The first skill you need to polish out when writing college papers is your ability to persuade. The thesis statement has to convince the reader that you have a logical point of view that can be supported with strong facts. This statement is usually provided after a brief introduction, at the end of the first paragraph.
So, how to come up with a strong thesis statement?
1. Understand the matter!
Clearly, you need to understand the topic before you get even close to writing a solid thesis. Don’t try to construct the main argument before conducting a research and analyzing facts, statistics, and other types of information related to the topic. Then, you can brainstorm for ideas and come up with a single sentence that will convey the essence of the entire paper.
The best advice would be to start early. The formulation of a thesis is a lengthy process that requires a lot of research and consideration. If you want to get your reader to believe in it, you have to be convinced in its validity first.
2. Make it debatable
Your thesis should not be an obvious statement. No one would like to read a predictable paper without the capacity to spark a discussion. Try to think of a topic that has both proponents and opponents.
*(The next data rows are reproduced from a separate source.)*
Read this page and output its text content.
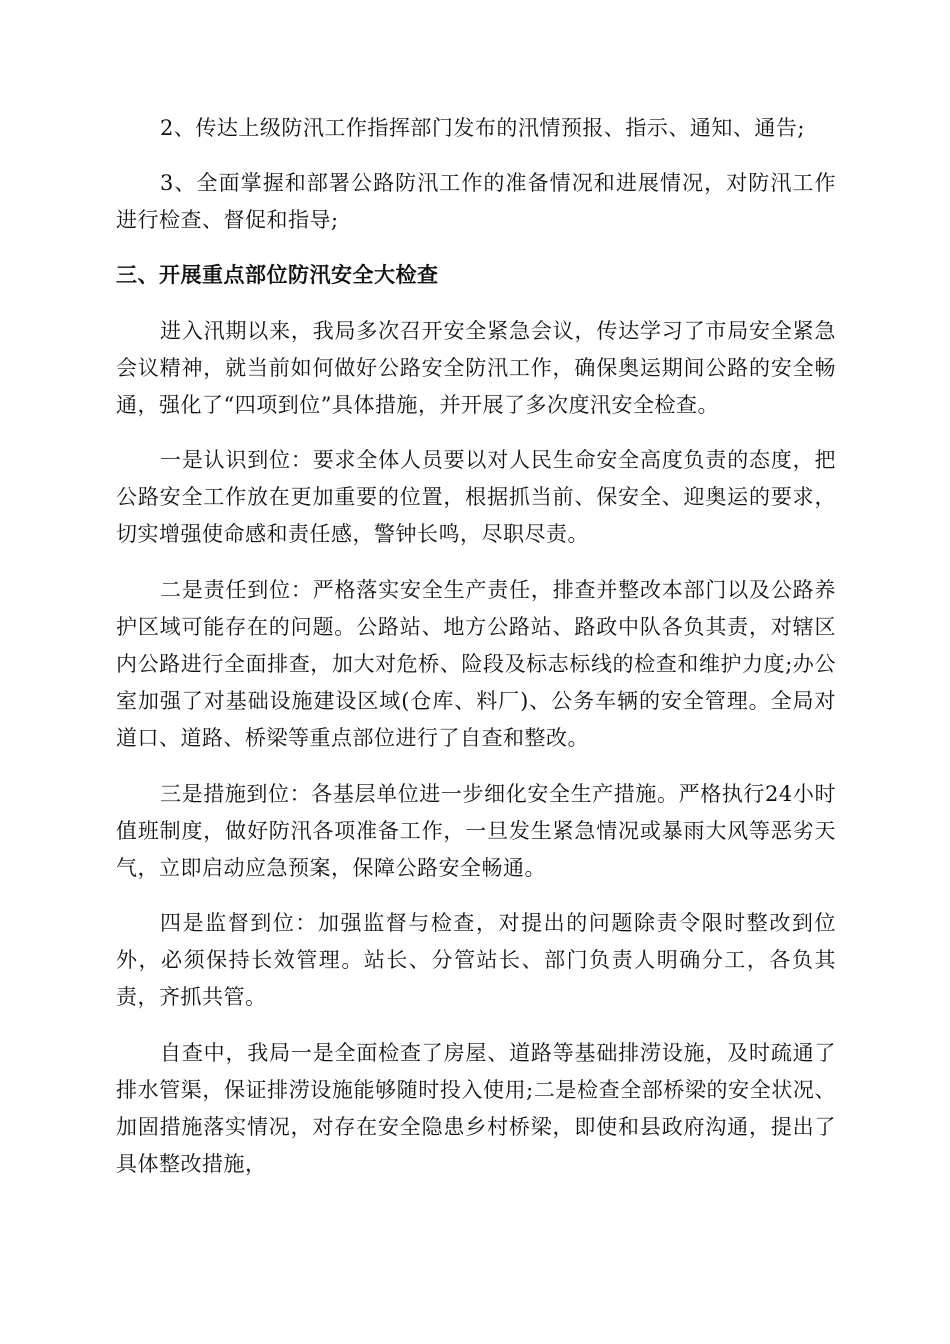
2、传达上级防汛工作指挥部门发布的汛情预报、指示、通知、通告;

3、全面掌握和部署公路防汛工作的准备情况和进展情况，对防汛工作进行检查、督促和指导;

三、开展重点部位防汛安全大检查

进入汛期以来，我局多次召开安全紧急会议，传达学习了市局安全紧急会议精神，就当前如何做好公路安全防汛工作，确保奥运期间公路的安全畅通，强化了“四项到位”具体措施，并开展了多次度汛安全检查。

一是认识到位：要求全体人员要以对人民生命安全高度负责的态度，把公路安全工作放在更加重要的位置，根据抓当前、保安全、迎奥运的要求，切实增强使命感和责任感，警钟长鸣，尽职尽责。

二是责任到位：严格落实安全生产责任，排查并整改本部门以及公路养护区域可能存在的问题。公路站、地方公路站、路政中队各负其责，对辖区内公路进行全面排查，加大对危桥、险段及标志标线的检查和维护力度;办公室加强了对基础设施建设区域(仓库、料厂)、公务车辆的安全管理。全局对道口、道路、桥梁等重点部位进行了自查和整改。

三是措施到位：各基层单位进一步细化安全生产措施。严格执行24小时值班制度，做好防汛各项准备工作，一旦发生紧急情况或暴雨大风等恶劣天气，立即启动应急预案，保障公路安全畅通。

四是监督到位：加强监督与检查，对提出的问题除责令限时整改到位外，必须保持长效管理。站长、分管站长、部门负责人明确分工，各负其责，齐抓共管。

自查中，我局一是全面检查了房屋、道路等基础排涝设施，及时疏通了排水管渠，保证排涝设施能够随时投入使用;二是检查全部桥梁的安全状况、加固措施落实情况，对存在安全隐患乡村桥梁，即使和县政府沟通，提出了具体整改措施，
Then, you can come up with a thesis that would enable you to take a side while keeping the discussion relatively open for the reader’s arguments.
It would be wise to provide information about both sides throughout the paper, but make sure to clearly establish your own opinion in the thesis.
3. Narrow down the focus
This statement should be very specific. You cannot write something like “There are a lot of homeless people in the world” since the statement is too general and doesn’t enable you to prove a point. If want to narrow down this issue, you can write something like “The number of homeless people who sleep in municipal shelters in New York is now 69% higher than 10 years ago.” This statement enables you to support your discussion with facts, investigate the reasons, and take the arguments to the next level.
4. Write clearly!
Yes, you want to sound smart and impress your professor with “academic language”, but that’s not the goal you should aim for. Avoid use of technical language and “smart” words, unless the topic and your professor specifically demand such style. The reader should understand exactly what you are trying to say without the need to read the statement several times.
5. Only an original statement is a strong statement!
Your thesis should never be copied from another author’s work. The point of an academic paper is to show how well you researched the topic and thought about it. Only a unique thesis will capture the attention of your professor and get you a high grade.
Make sure to avoid generic, obvious arguments. They will not only bore the reader, but will also show that you have nothing new to say on the matter. Another important thing is to avoid using citations in the thesis statement. This should be the part that conveys your own arguments and enthusiasm.